XNPT completed a phase 3 trial of arbaclofen placarbil (AP) in multiple sclerosis patients with spasticity. Accoridng to the company's Q3 2012 earnings press release:
[we] expect preliminary top-line results early in the second quarter of 2013.
While the exact timing is unclear, investors should expect top-line results possibly by the end of April. We have not worked much on XNPT and therefore have no view on either the data or which way the stock may move, but it is worth nothing that, in addition ot the AP data release, on May 1st, XNPT begin marketing of Horizant (previously marketed by GSK). The longer term story for XNPT has to do with the '829 compound which is in phase 1 development. '829 is methly fumarate, which is a metabolite of dimethyl fumarate - better known as BG-12, Biogen-Idec's recently approved MS therapy. A successful phase 3 trial for XNPT may lead to increased investor enthusiasm given the other pipeline assets as well as the potential for incremental revenues from Horizant.
Exact Sciences should be reporting results from their 10,000+ pateint trial of their cologuard non-invasive colon cnacer and pre-cancer screening test. EXAS is a molecular diagnostics company, not a theraputics company. As such, their test does not go through the standard phase 1 through phase 3 testing that is required of new drugs. Instead, the trials involve establishing sensitivity and specificity of the diagnostic through collection of a large number of samples with and without the disease being detected. Should the data be positive, EXAS will likely file for FDA approval in Q2. In previous studies, the cologuard test exceeded its target goals of 85% sensitivity and 90% specificity.
EXAS stock hit a recent low of $9.52 on April 3. Since then shares have advaned mor ethan $1 and investors anticipate the data announcement sometime soon. As of December 31, 2012, EXAS had $108.1 million cash on hand. the compnay spent $44.2 million in 2012 and has guided that current cash would last at least 12 months.
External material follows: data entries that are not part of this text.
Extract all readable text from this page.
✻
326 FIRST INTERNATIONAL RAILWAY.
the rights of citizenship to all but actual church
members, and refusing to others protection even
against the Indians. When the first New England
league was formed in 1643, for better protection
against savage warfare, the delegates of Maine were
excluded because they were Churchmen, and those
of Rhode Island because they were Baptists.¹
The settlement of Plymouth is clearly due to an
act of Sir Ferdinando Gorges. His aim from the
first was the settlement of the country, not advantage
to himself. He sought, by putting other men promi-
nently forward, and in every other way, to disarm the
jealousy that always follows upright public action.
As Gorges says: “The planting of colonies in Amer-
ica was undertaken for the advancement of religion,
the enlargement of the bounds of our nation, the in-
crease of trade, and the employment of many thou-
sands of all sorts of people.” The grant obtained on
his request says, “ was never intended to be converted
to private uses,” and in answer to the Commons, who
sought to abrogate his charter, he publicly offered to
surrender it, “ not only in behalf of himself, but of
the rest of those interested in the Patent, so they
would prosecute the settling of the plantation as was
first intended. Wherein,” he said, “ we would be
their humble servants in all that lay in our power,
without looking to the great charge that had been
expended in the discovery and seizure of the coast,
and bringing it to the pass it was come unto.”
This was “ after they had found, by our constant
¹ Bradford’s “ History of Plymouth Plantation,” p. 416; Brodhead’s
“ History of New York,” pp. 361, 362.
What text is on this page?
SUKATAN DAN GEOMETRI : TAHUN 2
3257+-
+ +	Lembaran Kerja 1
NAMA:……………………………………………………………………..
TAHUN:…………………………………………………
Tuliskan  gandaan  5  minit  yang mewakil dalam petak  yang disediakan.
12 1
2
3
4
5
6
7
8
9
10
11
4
We beleive that the company has sufficient cash to fund operations well into 2014.
According to company estimates, the US market opportunity for cologuard is $2 billion and the global opportunity is $3 billion. While company estimates should always be taken with a grain of salt, even if the opportunity turns out to be 1/3rd of their estimates, EXAS is undervalued if the test works. Should the trial prove unsuccessful, the $686 million market cap is too rich. Options may be the low-risk way to participate in potential upside without taking on excessive downside risk in this binary event.